Deferred care, behavioral-health needs and the pipeline of care — from a physical to a screening to a specialist visit — can take a long time, he said. The return to school and sports injuries are also adding to the demand, Motew said.
Inova has not considered pausing elective surgery, as two of Maryland’s largest hospitals did Monday, citing a rise in coronavirus hospitalization rates following a late-August increase in cases.
Anne Arundel Medical Center in Annapolis paused some elective surgeries starting Monday to free up beds as the delta variant spreads throughout the region. And TidalHealth Peninsula Regional, which is the Eastern Shore’s largest hospital, decided to pause elective surgeries that require an overnight stay for at least two weeks, starting Monday.
The majority of the people who are getting sick enough to be hospitalized at TidalHealth Peninsula Regional, which is also facing staffing challenges, are unvaccinated, Mark Edney, the hospital’s president of medical staff, said in a news release Thursday.
“The subject of COVID vaccination has unfortunately become politicized, but there are some truths based on available community data and on current medical science that are indisputable,” Edney said.
While the District’s vaccination rates are relatively high, hospitalizations have jumped 20 percent compared with last week, with 23 people currently hospitalized with covid-19 and four people in the ICU per 100,000 residents, according to The Washington Post’s tracker.
But unlike the two hospitals in Maryland, none of the hospitals in D.C. had plans to curtail elective surgeries, said Justin Palmer, the vice president of the D.C. Hospital Association.
“I don’t believe people should be concerned about where we are,” Palmer said. “We were down to fairly low double digits in the District before, so there is an increase of covid patients, but it’s within our ability to manage them.”
Holy Cross Health, one of the largest hospital systems in Montgomery County, saw a surge in hospitalizations in late August, but the numbers have since settled, said Yancy Phillips, the chief clinical officer at Holy Cross Health.

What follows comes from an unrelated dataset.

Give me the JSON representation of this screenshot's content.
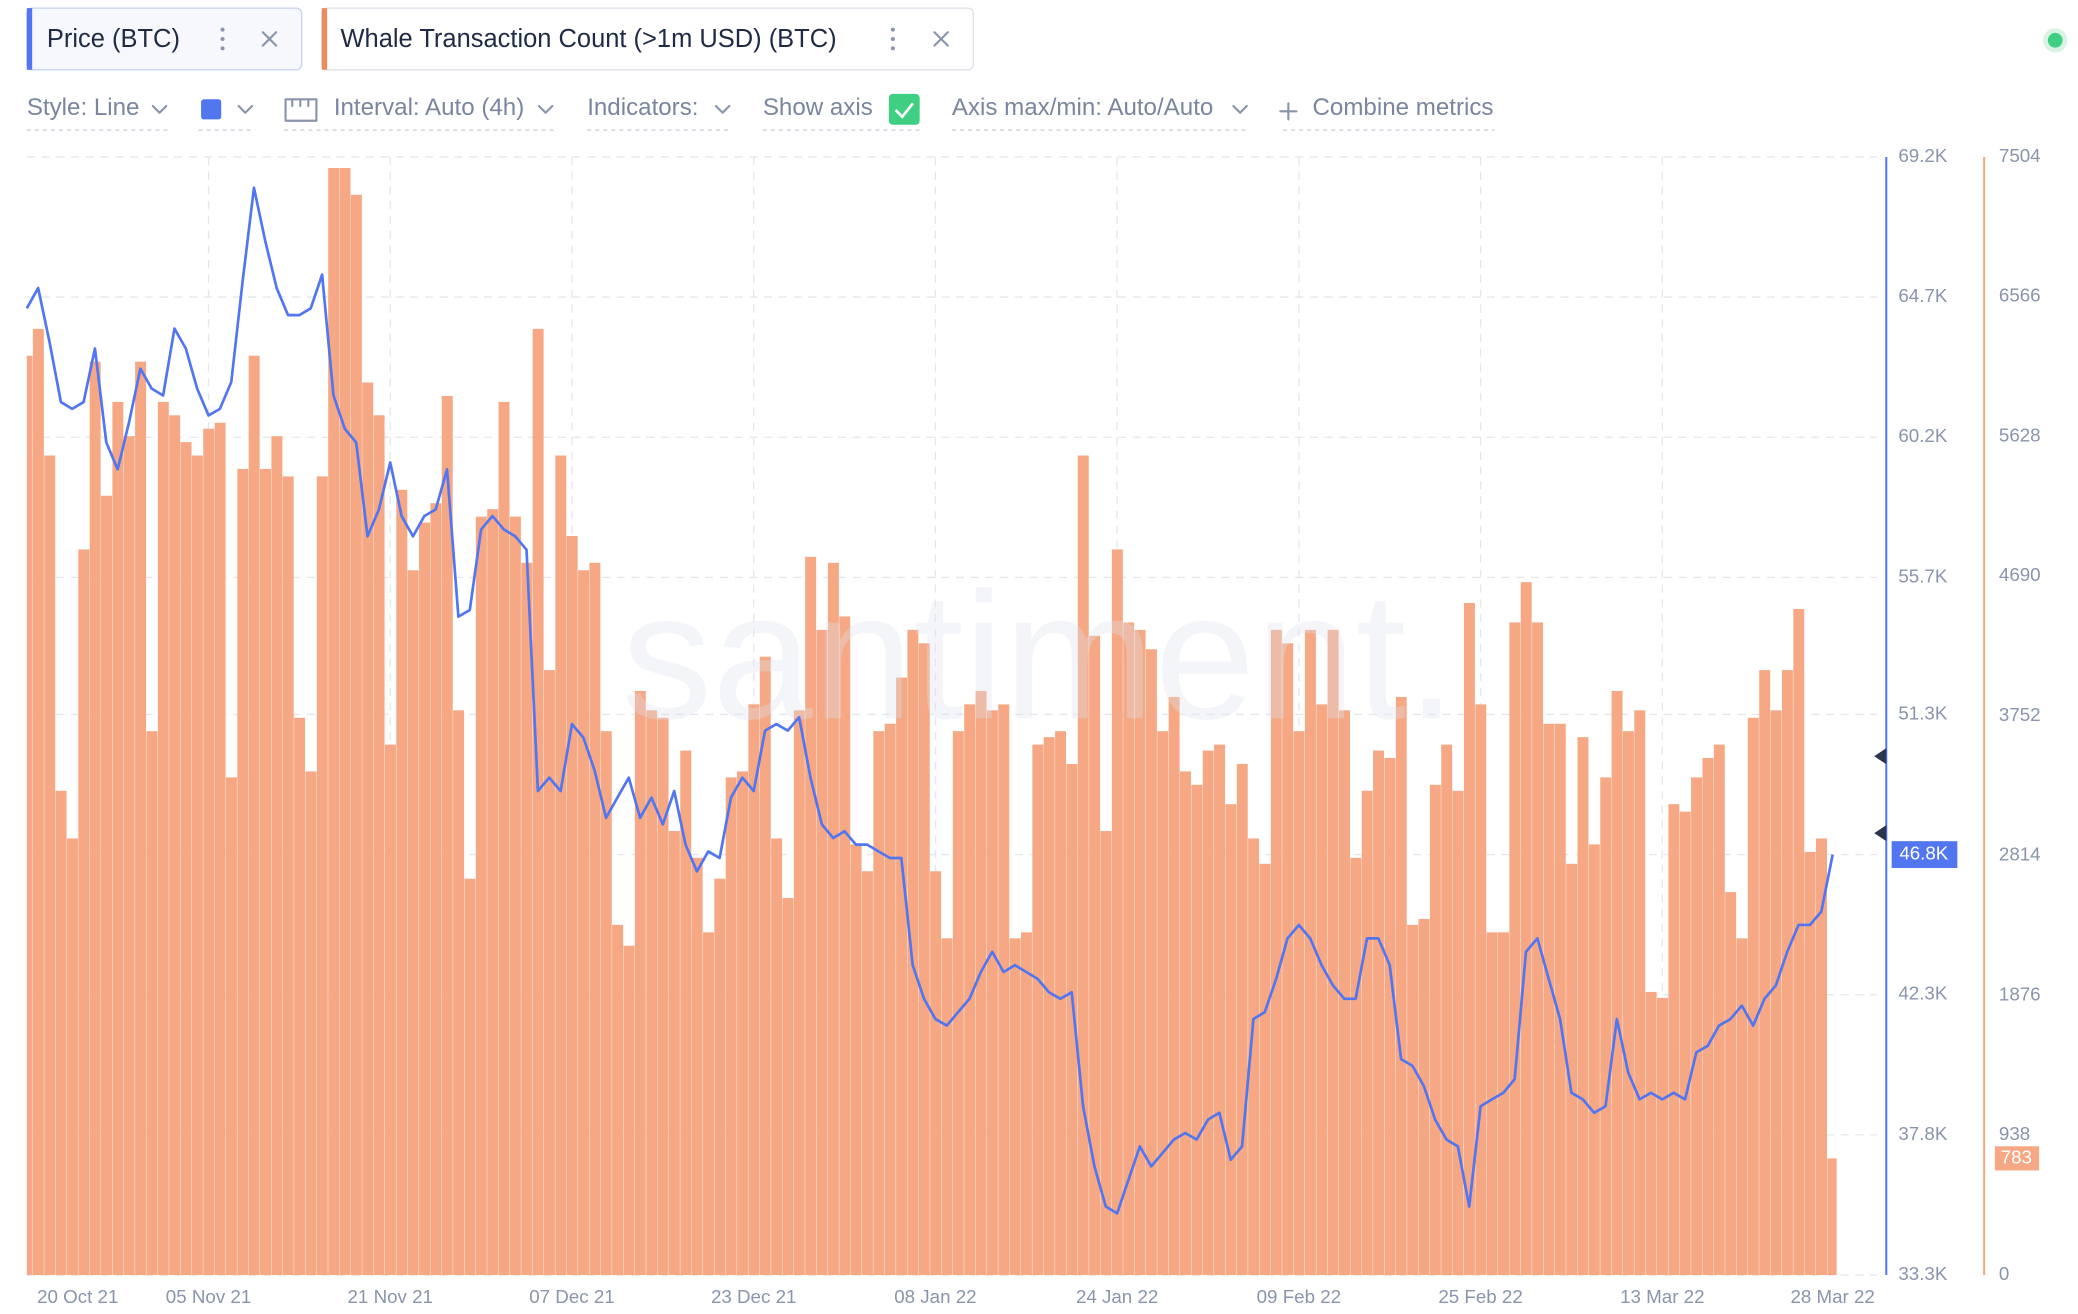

“Part of it is that we do have a very high vaccination rate,” Phillips said.
Around 40 patients are currently hospitalized for covid-19 at the system’s two locations in Silver Spring and Germantown, compared with 210 at the pandemic’s last peak. But he did note that while hospitalization rates are manageable, the hospitals are still strained.
“I do want to emphasize that it’s not just the numbers who are here now, it’s the cumulative stress over time,” Phillips said. “There is a cumulative impact on nurses and doctors, respiratory therapists, laboratory people — and we’re feeling it.”